I’m in the middle of refactoring my project locally, and don’t have a deployed version to test. In any case, when I have a chance I’ll screenshot it for you here.

There are functional differences between the New Universal Login experience and the Classic Universal Login experience.

Depending on which one you’re using, troubleshooting approaches will vary. I haven’t seen the issue with empty error elements yet, and I’m having troubles reproducing it.
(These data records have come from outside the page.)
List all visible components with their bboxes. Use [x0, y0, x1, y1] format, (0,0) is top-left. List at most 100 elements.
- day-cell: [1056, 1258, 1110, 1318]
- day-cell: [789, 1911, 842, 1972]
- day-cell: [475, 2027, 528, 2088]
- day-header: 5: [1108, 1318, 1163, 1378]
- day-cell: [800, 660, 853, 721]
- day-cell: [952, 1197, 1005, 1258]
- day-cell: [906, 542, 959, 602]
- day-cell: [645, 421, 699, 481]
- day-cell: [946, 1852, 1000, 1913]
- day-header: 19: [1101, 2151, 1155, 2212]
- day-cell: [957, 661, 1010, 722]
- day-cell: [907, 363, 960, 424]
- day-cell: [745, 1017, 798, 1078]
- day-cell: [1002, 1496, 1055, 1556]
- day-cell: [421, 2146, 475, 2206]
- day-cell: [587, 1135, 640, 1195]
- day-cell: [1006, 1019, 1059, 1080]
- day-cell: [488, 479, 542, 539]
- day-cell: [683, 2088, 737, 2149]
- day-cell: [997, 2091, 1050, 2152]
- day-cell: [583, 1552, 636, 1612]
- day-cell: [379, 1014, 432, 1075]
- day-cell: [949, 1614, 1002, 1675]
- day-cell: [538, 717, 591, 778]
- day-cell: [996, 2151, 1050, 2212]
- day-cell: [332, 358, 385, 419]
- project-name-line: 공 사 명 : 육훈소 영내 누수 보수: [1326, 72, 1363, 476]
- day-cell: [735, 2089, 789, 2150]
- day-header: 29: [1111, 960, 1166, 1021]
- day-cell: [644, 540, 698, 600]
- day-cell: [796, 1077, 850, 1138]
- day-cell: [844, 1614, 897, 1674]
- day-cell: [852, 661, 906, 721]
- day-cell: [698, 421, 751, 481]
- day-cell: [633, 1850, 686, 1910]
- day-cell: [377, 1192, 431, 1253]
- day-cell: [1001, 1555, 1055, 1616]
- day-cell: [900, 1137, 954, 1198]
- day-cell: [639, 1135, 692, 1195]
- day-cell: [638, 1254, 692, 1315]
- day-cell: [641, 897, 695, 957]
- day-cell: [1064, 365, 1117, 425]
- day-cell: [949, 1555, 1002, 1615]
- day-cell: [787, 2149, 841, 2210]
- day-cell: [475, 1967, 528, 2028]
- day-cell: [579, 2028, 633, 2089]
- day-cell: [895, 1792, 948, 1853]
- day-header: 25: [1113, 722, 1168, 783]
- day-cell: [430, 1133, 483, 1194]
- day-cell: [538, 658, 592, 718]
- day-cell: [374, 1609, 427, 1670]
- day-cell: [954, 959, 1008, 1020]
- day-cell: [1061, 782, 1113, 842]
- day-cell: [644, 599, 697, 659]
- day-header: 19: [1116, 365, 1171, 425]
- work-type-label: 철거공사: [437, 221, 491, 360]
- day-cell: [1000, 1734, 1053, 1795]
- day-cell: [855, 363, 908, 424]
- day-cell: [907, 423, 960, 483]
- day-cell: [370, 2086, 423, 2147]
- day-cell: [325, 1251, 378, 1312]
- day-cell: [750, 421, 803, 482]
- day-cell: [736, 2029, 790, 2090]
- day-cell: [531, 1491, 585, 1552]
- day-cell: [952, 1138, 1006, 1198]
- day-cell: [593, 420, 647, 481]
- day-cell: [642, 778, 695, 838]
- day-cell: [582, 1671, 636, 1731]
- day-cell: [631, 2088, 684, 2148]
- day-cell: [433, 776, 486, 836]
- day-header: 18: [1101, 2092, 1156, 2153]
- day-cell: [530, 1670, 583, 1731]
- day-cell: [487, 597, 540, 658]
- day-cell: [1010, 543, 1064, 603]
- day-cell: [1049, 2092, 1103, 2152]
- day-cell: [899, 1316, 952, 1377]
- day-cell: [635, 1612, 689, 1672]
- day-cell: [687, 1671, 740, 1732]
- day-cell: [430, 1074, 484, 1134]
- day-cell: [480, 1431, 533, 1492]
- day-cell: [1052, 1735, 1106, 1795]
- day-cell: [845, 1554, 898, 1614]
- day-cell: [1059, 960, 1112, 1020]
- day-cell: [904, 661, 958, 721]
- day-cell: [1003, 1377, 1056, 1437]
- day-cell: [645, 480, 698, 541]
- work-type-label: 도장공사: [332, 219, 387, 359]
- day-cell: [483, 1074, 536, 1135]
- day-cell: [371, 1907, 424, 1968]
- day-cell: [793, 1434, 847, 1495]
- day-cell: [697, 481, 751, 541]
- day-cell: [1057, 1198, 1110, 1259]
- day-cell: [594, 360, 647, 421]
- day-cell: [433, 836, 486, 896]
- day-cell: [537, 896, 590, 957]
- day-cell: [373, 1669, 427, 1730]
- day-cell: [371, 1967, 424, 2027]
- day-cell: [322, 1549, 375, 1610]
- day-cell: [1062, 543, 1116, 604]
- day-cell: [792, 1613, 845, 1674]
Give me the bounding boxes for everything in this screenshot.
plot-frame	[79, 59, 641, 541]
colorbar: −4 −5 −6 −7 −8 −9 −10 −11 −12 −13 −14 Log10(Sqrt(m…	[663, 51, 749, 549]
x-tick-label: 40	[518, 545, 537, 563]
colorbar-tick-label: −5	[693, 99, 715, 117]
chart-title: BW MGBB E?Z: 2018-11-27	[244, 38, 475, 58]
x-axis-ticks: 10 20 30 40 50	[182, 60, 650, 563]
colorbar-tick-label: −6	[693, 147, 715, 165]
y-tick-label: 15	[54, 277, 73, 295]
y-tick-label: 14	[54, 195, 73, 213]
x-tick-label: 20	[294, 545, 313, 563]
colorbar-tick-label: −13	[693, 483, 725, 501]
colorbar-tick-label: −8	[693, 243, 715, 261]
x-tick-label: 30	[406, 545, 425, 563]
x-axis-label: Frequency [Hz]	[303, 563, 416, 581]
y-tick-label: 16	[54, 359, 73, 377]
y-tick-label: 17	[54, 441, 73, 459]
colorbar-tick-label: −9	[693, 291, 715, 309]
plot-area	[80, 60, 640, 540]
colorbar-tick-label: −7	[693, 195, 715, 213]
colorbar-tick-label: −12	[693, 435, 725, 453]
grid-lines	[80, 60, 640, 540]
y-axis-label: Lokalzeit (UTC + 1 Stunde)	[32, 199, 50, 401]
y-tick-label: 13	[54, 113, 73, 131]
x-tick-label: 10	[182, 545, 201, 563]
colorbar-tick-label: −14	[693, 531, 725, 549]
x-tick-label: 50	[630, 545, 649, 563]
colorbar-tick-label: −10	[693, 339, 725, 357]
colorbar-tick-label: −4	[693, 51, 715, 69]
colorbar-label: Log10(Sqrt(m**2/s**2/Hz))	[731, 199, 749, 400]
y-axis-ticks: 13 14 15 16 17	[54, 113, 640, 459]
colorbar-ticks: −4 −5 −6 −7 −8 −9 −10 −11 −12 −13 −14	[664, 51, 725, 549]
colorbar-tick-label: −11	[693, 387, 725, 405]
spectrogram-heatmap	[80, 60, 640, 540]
Could you please try the orange Sign In button (top right) here: https://dseapps.dev/ and see if you can reproduce the issue there?

I see – I was unable to reproduce with the link you provided. It appears that I am using Classic, as my understanding is that it won’t use New if Custom Login is enabled. Which it is, because I want to do things like change the background, and other custom styling.

Is that correct?

Yes, Classic allows for more extensive customizations, but that’s also where most of the errors and issues arise, especially when these customizations go beyond what’s supported.

Here’s a brief overview of the Classic experience and its customization options:

Specifically for UI stuff, check this out: https://auth0.com/docs/libraries/lock/lock-configuration

It may be worth trying to reset your existing custom page to the default one to see if some of your changes contributed to the issue at hand.

1 Like

This topic was automatically closed 13 days after the last reply. New replies are no longer allowed.